Iran Economy NewsThe Floods Pass Through State-Backed Mafia Tunnel in Iran

The Floods Pass Through State-Backed Mafia Tunnel in Iran


Stunning images of floods devastation and the sinking of the Jarahi town in Mahshahr, south-western Iran, should never be considered a natural event. Such incidents, with this volume of destruction of the foundations of bio-nature, can be considered a natural event when all measures of prevention and care and climatic attention have been taken until then such catastrophes seem inevitable.

The news and images of the devastating floods damage to the people, along with the cries and pleas for help of the homeless people, hurt the soul of every observer. According to Mehdi Valipour, head of the Iranian Red Crescent Society for Rescue and Relief, ‘eight provinces have been flooded in the past 72 hours.’

“The houses of Ahvaz and Mahshahr are flooded and no one cares. This repetitive series happens every year. It is not known how these credits have been spent, otherwise, areas with sewage problems and water collect in it are clear,” the state-run daily Resalat quoted Sirous Davoodi, representative of non-governmental organizations in Khuzestan province, as saying.

“These losses are due to the uncertainty of how the World Bank loan is spent,” Resalat quoted Hajir Kiani, Secretary of the Khuzestan Association of Nature and Environment Lovers, as saying.

Corruption in Iran Exposed Again 

The idea that a flood or an earthquake or any natural disaster can pass through a mafia tunnel and suddenly find meaning and function other than a natural disaster is, of course, far from the mind; but there is evidence that floods in the Islamic Republic have become a mafia phenomenon.

Such a mafia phenomenon has become so widespread that it has manifested itself in a report in a state-run daily.

Following the devastating floods that have turned the city of Jarahi in Mahshahr county into a war-torn and devastated city, Resalat daily published an article that revealed one aspect of the state-backed financial mafia in Iran.

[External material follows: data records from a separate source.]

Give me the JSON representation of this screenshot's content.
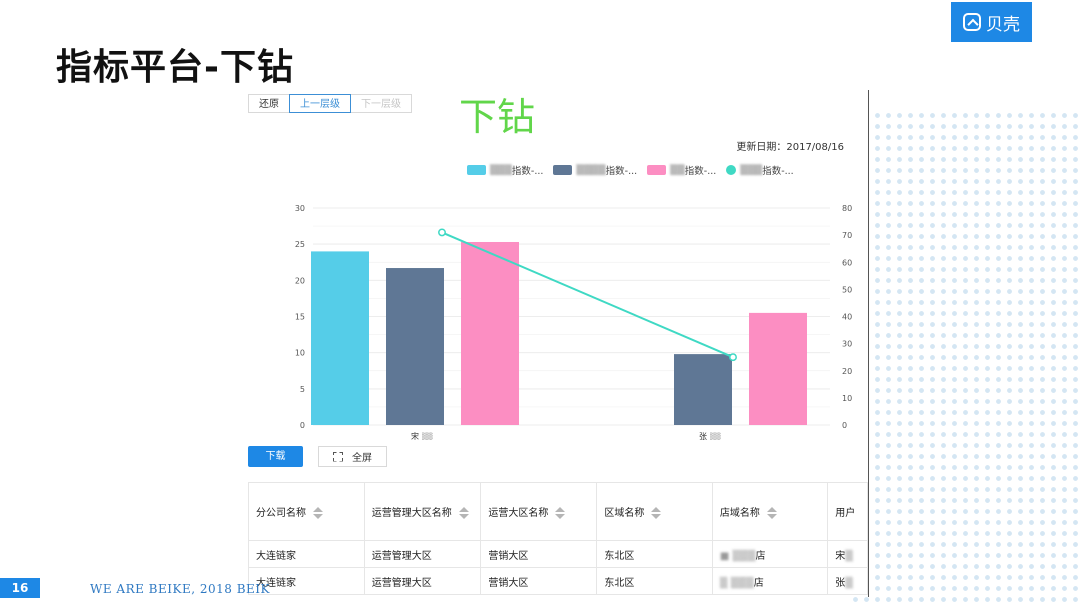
{
  "slide": {
    "title": "指标平台-下钻",
    "logo_text": "贝壳",
    "page_number": "16",
    "footer": "WE ARE BEIKE, 2018 BEIK"
  },
  "toolbar": {
    "restore_label": "还原",
    "up_level_label": "上一层级",
    "down_level_label": "下一层级"
  },
  "overlay_label": "下钻",
  "update_date": "更新日期：2017/08/16",
  "legend": [
    {
      "label": "指数-...",
      "color": "#55cde8",
      "shape": "rect"
    },
    {
      "label": "指数-...",
      "color": "#5f7795",
      "shape": "rect"
    },
    {
      "label": "指数-...",
      "color": "#fc8ec2",
      "shape": "rect"
    },
    {
      "label": "指数-...",
      "color": "#3fd9c4",
      "shape": "circle"
    }
  ],
  "chart_data": {
    "type": "bar",
    "categories": [
      "宋",
      "张"
    ],
    "series": [
      {
        "values": [
          24,
          0
        ],
        "color": "#55cde8"
      },
      {
        "values": [
          21.7,
          9.8
        ],
        "color": "#5f7795"
      },
      {
        "values": [
          25.3,
          15.5
        ],
        "color": "#fc8ec2"
      }
    ],
    "line_series": {
      "values": [
        71,
        25
      ],
      "axis": "right",
      "color": "#3fd9c4"
    },
    "y_left": {
      "ticks": [
        "0",
        "5",
        "10",
        "15",
        "20",
        "25",
        "30"
      ],
      "lim": [
        0,
        30
      ]
    },
    "y_right": {
      "ticks": [
        "0",
        "10",
        "20",
        "30",
        "40",
        "50",
        "60",
        "70",
        "80"
      ],
      "lim": [
        0,
        80
      ]
    },
    "grid": true
  },
  "actions": {
    "download_label": "下载",
    "fullscreen_label": "全屏"
  },
  "table": {
    "columns": [
      "分公司名称",
      "运营管理大区名称",
      "运营大区名称",
      "区域名称",
      "店域名称",
      "用户"
    ],
    "rows": [
      [
        "大连链家",
        "运营管理大区",
        "营销大区",
        "东北区",
        "店",
        "宋"
      ],
      [
        "大连链家",
        "运营管理大区",
        "营销大区",
        "东北区",
        "店",
        "张"
      ]
    ]
  }
}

In its December 1 edition, Resalat acknowledged the arrival of the World Bank to help ‘improve water and sewage’ in several cities in Iran. But the World Bank loan’s fate is now unclear, according to the daily. Apparently, it has suffered an ‘unknown fate.’

“It is not clear how and where the large budgets that flowed into the water and sanitation sector were spent. In 2004, a $149-million loan was allocated by the World Bank to rehabilitate and complete water and sewage in the cities of Ahvaz, Shiraz, Babol, and Sari. To date, however, there has been no written report on how it was allocated, and it appears to have met with an unknown fate.”

The daily then quoted the official news agency IRNA as saying in an interview with Darvish Ali Karimi, former CEO of Ahwaz Water and Sewerage:

“A $150-million-conditional loan was provided by the World Bank: with 10,000 rials for each dollar in 2004. This money could have turned the city of Ahvaz upside down in terms of water and sewage conditions. It was a five-year commitment.”

In the meantime, the managing director of Ahvaz Water and Sewerage is replaced, and a person named Habibollah Moradi replaced Darvish Ali Karimi.

What needs to be determined is the fate of the World Bank’s $150-million loan for Ahwaz Water and Sewerage. Moradi attributed the fate of the World Bank loan to U.S. sanctions, while from 2004 to 2009, which was the end of the project implementing commitment, there were no sanctions at all.

“Two years and five or six months elapsed from the loan period, and then the sanctions canceled the World Bank projects,” Moradi said.

The plundering by the financial mafia is so obvious that even Resalat daily cannot deny the contradiction.

“The effective date of this loan is November 16, 2004, and the expiration date of the loan is October 1, 2009. Matching the loan execution and expiration dates with the claims about the fate of this money is in conflict,” the daily wrote.

“The first is that the expiration date of this loan does not overlap with the time of imposition of sanctions, and the second is that the loan has been allocated and there is no report on the allocation of ‘part’ of this loan in the World Bank statistics,” the daily revealed.